|Minority people (such as those pictured above)
are often persecuted in China.
(Urumqi, Xinjiang—Sept. 3, 2019) Six Christians of Uyghur descent have been imprisoned in China’s northwestern Xinjiang recently among growing concerns that the Chinese government is unfairly targeting Uyghur people.
The Christians are all charged with illegal preaching, gathering, and spreading of harmful books charge. Mehmet Abdulla has been sentenced to seven years in prison, and Huji Abdurehim, received a five-year sentence. Maimaiti Yimingjiang is also imprisoned for five years, as is a man only identified as Brother Adil. A Christian doctor, whose last name is Rakhman, is also serving a five-year prison term, and Adil Jan has received a seven-year jail verdict.

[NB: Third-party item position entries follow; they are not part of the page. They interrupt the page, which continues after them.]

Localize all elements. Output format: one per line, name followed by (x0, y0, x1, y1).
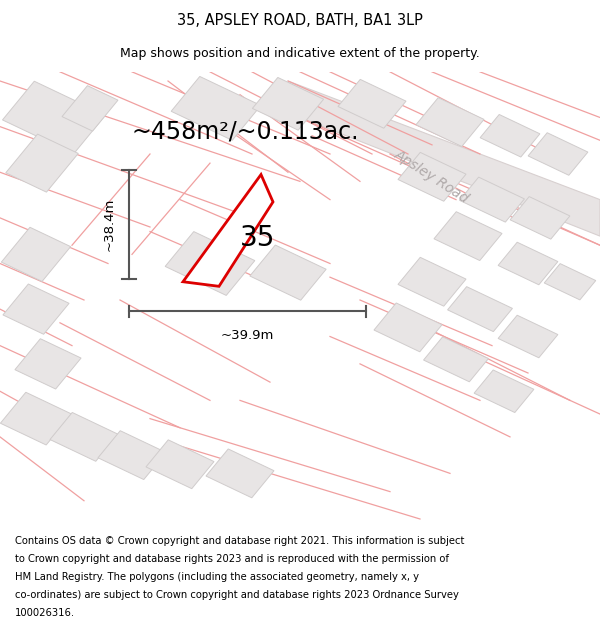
Polygon shape (510, 197, 570, 239)
Polygon shape (171, 76, 261, 140)
Polygon shape (206, 449, 274, 498)
Text: 100026316.: 100026316. (15, 608, 75, 618)
Polygon shape (50, 412, 118, 461)
Text: to Crown copyright and database rights 2023 and is reproduced with the permissio: to Crown copyright and database rights 2… (15, 554, 449, 564)
Polygon shape (498, 242, 558, 285)
Polygon shape (15, 339, 81, 389)
Polygon shape (424, 337, 488, 382)
Polygon shape (250, 245, 326, 300)
Polygon shape (146, 440, 214, 489)
Text: 35, APSLEY ROAD, BATH, BA1 3LP: 35, APSLEY ROAD, BATH, BA1 3LP (177, 12, 423, 28)
Text: Map shows position and indicative extent of the property.: Map shows position and indicative extent… (120, 47, 480, 59)
Polygon shape (98, 431, 166, 479)
Polygon shape (62, 86, 118, 131)
Text: HM Land Registry. The polygons (including the associated geometry, namely x, y: HM Land Registry. The polygons (includin… (15, 572, 419, 582)
Polygon shape (480, 114, 540, 157)
Polygon shape (288, 81, 600, 236)
Text: Apsley Road: Apsley Road (392, 148, 472, 206)
Text: Contains OS data © Crown copyright and database right 2021. This information is : Contains OS data © Crown copyright and d… (15, 536, 464, 546)
Polygon shape (253, 78, 323, 130)
Text: 35: 35 (241, 224, 275, 253)
Polygon shape (474, 370, 534, 413)
Polygon shape (528, 132, 588, 175)
Polygon shape (1, 228, 71, 281)
Polygon shape (3, 284, 69, 334)
Polygon shape (398, 258, 466, 306)
Polygon shape (165, 232, 255, 296)
Polygon shape (1, 392, 71, 445)
Polygon shape (460, 177, 524, 222)
Polygon shape (398, 152, 466, 201)
Polygon shape (544, 264, 596, 300)
Polygon shape (448, 287, 512, 332)
Polygon shape (416, 98, 484, 146)
Polygon shape (183, 174, 273, 286)
Polygon shape (498, 315, 558, 358)
Polygon shape (434, 212, 502, 261)
Text: ~458m²/~0.113ac.: ~458m²/~0.113ac. (132, 119, 359, 143)
Text: ~39.9m: ~39.9m (221, 329, 274, 342)
Polygon shape (2, 81, 106, 154)
Polygon shape (338, 79, 406, 128)
Text: ~38.4m: ~38.4m (103, 198, 116, 251)
Polygon shape (6, 134, 78, 192)
Polygon shape (374, 303, 442, 352)
Text: co-ordinates) are subject to Crown copyright and database rights 2023 Ordnance S: co-ordinates) are subject to Crown copyr… (15, 589, 459, 599)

Many of these Christians are recent converts, and all are from the largely Muslim Uyghur people group. In the past few years, China has conducted a concentrated campaign to suppress Xinjiang’s ethnic minorities. Authorities have been seizing ethnic minority people on account of their race or religion and placing them in a network of prison camps, officially termed “re-education centers.” The Chinese government claims that these camps curb terrorism and provides vocational training for the inmates, but many firsthand accounts report torture, starvation, suspected rape, brainwashing, and other forms of rampant abuse. In recent months, several reports of camp inmates being forced to work long hours at factories have arisen. Prisoners who pledge their allegiance to the Communist Party are often treated better than those who do not.